Idempotency: Since tasks may be delivered more than once (at-least-once), task handlers must be idempotent. Use an idempotency key — before processing, check if this key was already processed. If so, skip or return the cached result. This is critical for tasks like "charge payment" or "send email."

▸ Full architecture with priority queues

Simple Task Queue with Redis

import redis
import json
import uuid
import time
from enum import Enum

class Priority(Enum):
    HIGH = 0    # Lower number = higher priority
    NORMAL = 1
    LOW = 2

class TaskQueue:
    def __init__(self, redis_url="redis://localhost:6379"):
        self.r = redis.from_url(redis_url)
        self.QUEUES = {
            Priority.HIGH: "tasks:high",
            Priority.NORMAL: "tasks:normal",
            Priority.LOW: "tasks:low",
        }
        self.PROCESSING = "tasks:processing"  # Sorted set (score = timeout)
        self.RESULTS = "tasks:results"

    def submit(self, task_type: str, payload: dict,
               priority=Priority.NORMAL, idempotency_key=None) -> str:
        """Submit a task to the queue."""
        task_id = str(uuid.uuid4())[:8]
        task = {
            "id": task_id,
            "type": task_type,
            "payload": payload,
            "attempts": 0,
            "max_retries": 3,
            "idempotency_key": idempotency_key,
            "created_at": time.time(),
        }
        # Check idempotency
        if idempotency_key:
            existing = self.r.get(f"idemp:{idempotency_key}")
            if existing:
                return json.loads(existing)["id"]
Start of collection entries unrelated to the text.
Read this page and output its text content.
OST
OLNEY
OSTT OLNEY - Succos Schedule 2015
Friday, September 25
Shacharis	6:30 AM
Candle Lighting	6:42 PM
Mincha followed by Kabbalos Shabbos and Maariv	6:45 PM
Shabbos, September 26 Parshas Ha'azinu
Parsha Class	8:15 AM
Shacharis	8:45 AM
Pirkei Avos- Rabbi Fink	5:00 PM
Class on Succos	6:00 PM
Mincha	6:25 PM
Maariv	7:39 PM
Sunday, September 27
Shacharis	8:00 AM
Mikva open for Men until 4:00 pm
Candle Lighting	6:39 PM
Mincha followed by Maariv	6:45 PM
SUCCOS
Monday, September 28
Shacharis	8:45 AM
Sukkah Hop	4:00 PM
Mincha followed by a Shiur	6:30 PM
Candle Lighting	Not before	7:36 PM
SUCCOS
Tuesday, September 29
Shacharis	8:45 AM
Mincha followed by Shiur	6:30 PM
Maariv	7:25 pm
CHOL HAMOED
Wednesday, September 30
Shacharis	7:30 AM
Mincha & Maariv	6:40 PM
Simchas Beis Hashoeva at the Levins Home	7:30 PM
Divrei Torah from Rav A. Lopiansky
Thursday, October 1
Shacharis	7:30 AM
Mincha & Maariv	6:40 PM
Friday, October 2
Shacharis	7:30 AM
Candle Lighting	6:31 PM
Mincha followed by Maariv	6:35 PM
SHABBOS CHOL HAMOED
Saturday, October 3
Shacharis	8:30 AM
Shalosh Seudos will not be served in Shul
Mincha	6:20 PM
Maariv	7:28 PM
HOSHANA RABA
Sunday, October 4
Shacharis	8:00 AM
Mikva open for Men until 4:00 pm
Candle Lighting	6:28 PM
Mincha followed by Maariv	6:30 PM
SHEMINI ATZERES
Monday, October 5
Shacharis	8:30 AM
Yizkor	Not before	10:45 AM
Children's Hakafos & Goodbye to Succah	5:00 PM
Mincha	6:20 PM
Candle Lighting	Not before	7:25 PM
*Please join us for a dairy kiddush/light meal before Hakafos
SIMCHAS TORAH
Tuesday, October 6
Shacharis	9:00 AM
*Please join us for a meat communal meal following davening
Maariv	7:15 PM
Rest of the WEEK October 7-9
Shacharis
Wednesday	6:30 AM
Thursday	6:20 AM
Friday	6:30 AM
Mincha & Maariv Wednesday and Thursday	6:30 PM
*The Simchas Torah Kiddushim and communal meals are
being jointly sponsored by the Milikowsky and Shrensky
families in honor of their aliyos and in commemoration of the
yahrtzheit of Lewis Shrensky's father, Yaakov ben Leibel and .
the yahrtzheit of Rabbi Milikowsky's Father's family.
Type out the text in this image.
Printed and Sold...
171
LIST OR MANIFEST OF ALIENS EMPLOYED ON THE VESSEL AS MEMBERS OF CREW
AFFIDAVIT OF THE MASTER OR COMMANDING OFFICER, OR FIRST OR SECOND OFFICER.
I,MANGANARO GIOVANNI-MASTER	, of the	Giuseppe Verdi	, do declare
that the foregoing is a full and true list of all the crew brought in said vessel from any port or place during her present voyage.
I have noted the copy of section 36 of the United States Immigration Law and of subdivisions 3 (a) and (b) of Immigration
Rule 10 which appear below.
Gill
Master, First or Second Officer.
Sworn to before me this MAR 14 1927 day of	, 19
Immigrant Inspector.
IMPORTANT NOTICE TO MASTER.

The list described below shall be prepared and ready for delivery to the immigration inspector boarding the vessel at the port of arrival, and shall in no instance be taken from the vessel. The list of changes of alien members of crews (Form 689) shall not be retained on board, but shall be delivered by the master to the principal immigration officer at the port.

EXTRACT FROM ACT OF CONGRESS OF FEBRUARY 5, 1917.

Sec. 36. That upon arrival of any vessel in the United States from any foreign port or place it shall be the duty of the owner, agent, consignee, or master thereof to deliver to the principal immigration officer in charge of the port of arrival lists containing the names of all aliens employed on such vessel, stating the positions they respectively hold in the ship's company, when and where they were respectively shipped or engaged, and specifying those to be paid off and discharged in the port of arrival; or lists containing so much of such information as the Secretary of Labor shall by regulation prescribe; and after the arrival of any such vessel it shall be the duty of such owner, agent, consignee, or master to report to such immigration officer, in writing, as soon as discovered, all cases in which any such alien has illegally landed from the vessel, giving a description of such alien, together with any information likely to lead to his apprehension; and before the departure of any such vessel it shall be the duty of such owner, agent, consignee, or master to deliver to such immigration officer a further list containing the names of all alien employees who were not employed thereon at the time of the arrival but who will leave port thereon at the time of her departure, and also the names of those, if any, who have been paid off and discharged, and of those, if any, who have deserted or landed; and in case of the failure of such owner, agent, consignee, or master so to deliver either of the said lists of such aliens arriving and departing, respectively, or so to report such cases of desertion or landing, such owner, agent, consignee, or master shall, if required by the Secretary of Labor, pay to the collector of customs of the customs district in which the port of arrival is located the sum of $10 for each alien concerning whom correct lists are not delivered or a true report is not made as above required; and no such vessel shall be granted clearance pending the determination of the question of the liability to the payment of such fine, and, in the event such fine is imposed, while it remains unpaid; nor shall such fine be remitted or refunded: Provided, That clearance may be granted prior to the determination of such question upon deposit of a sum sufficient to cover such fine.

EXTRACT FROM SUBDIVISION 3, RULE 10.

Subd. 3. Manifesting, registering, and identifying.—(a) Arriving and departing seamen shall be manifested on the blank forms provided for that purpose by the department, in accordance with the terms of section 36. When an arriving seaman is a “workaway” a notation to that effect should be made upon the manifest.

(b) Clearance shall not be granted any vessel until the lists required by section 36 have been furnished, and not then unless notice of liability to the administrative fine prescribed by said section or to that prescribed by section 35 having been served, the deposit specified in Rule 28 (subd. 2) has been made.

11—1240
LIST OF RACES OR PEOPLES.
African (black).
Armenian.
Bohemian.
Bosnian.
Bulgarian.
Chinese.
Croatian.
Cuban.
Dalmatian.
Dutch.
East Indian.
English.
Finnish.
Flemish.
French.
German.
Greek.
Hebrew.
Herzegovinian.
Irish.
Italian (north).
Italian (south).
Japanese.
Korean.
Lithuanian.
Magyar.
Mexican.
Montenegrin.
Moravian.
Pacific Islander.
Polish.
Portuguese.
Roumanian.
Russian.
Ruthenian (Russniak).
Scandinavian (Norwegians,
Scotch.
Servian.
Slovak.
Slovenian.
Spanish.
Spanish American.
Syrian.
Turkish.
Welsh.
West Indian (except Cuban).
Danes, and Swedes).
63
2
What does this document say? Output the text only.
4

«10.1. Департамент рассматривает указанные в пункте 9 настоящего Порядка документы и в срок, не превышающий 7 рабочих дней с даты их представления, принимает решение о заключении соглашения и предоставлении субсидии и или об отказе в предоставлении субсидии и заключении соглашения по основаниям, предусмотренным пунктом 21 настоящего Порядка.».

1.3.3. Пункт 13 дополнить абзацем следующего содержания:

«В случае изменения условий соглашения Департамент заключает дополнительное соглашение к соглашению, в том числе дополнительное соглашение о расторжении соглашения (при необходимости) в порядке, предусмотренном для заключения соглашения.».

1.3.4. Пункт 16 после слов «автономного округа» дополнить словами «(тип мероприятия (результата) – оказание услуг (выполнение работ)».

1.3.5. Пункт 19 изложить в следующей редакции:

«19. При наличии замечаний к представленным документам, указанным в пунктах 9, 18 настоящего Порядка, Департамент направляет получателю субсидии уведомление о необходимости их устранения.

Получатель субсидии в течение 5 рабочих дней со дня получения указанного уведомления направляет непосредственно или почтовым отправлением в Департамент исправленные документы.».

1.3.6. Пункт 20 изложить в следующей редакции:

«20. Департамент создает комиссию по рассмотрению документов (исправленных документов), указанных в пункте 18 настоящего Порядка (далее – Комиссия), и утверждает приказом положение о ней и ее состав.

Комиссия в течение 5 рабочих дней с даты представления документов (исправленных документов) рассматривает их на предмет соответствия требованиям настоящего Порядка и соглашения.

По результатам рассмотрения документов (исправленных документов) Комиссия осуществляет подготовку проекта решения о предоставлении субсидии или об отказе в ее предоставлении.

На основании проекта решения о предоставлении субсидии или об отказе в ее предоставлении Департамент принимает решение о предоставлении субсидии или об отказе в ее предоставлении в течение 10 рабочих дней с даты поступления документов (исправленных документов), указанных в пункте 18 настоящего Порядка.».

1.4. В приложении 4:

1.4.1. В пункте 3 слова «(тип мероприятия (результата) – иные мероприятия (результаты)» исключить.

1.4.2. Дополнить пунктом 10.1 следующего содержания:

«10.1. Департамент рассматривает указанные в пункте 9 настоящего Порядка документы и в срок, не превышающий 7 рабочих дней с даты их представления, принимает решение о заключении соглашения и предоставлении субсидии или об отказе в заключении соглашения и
        queue_name = self.QUEUES[priority]
        self.r.lpush(queue_name, json.dumps(task))
        return task_id

    def poll(self, visibility_timeout=30) -> dict | None:
        """Worker polls for a task. Checks high → normal → low."""
        for priority in Priority:
            queue_name = self.QUEUES[priority]
            raw = self.r.rpop(queue_name)
            if raw:
                task = json.loads(raw)
                # Mark as processing with timeout
                deadline = time.time() + visibility_timeout
                self.r.zadd(self.PROCESSING, {raw: deadline})
                return task
        return None  # No tasks available

    def ack(self, task: dict):
        """Worker acknowledges successful completion."""
        raw = json.dumps(task)
        self.r.zrem(self.PROCESSING, raw)
        # Store result and idempotency record
        self.r.set(f"result:{task['id']}", json.dumps({
            "status": "completed", "completed_at": time.time()
        }), ex=86400)  # TTL 24h
        if task.get("idempotency_key"):
            self.r.set(f"idemp:{task['idempotency_key']}",
                      json.dumps(task), ex=86400)

    def nack(self, task: dict):
        """Worker reports failure. Re-enqueue or send to DLQ."""
        task["attempts"] += 1
        if task["attempts"] >= task["max_retries"]:
            # Move to dead letter queue
            self.r.lpush("tasks:dlq", json.dumps(task))
            print(f"Task {task['id']} moved to DLQ after"
                  f" {task['attempts']} attempts")
        else:
            # Re-enqueue with backoff
            delay = 2 ** task["attempts"]  # Exponential backoff
            time.sleep(delay)
            self.r.lpush(self.QUEUES[Priority.NORMAL],
                        json.dumps(task))

# --- Usage ---
q = TaskQueue()

# Producer submits tasks
task_id = q.submit("send_email", {
    "to": "[email protected]",
    "subject": "Welcome!"
}, priority=Priority.HIGH, idempotency_key="welcome-user-42")
print(f"Submitted: {task_id}")

# Worker loop
task = q.poll()
if task:
    try:
        print(f"Processing: {task['type']}")
        # ... do the work ...
        q.ack(task)
    except Exception:
        q.nack(task)

Output

Submitted: a1b2c3d4
Processing: send_email

Note: Interview tip: Always discuss failure handling — what happens when a worker crashes mid-task? Mention the visibility timeout pattern and idempotency keys. Also clarify the trade-off between exactly-once (very hard, requires distributed transactions) and at-least-once delivery (practical, requires idempotent handlers).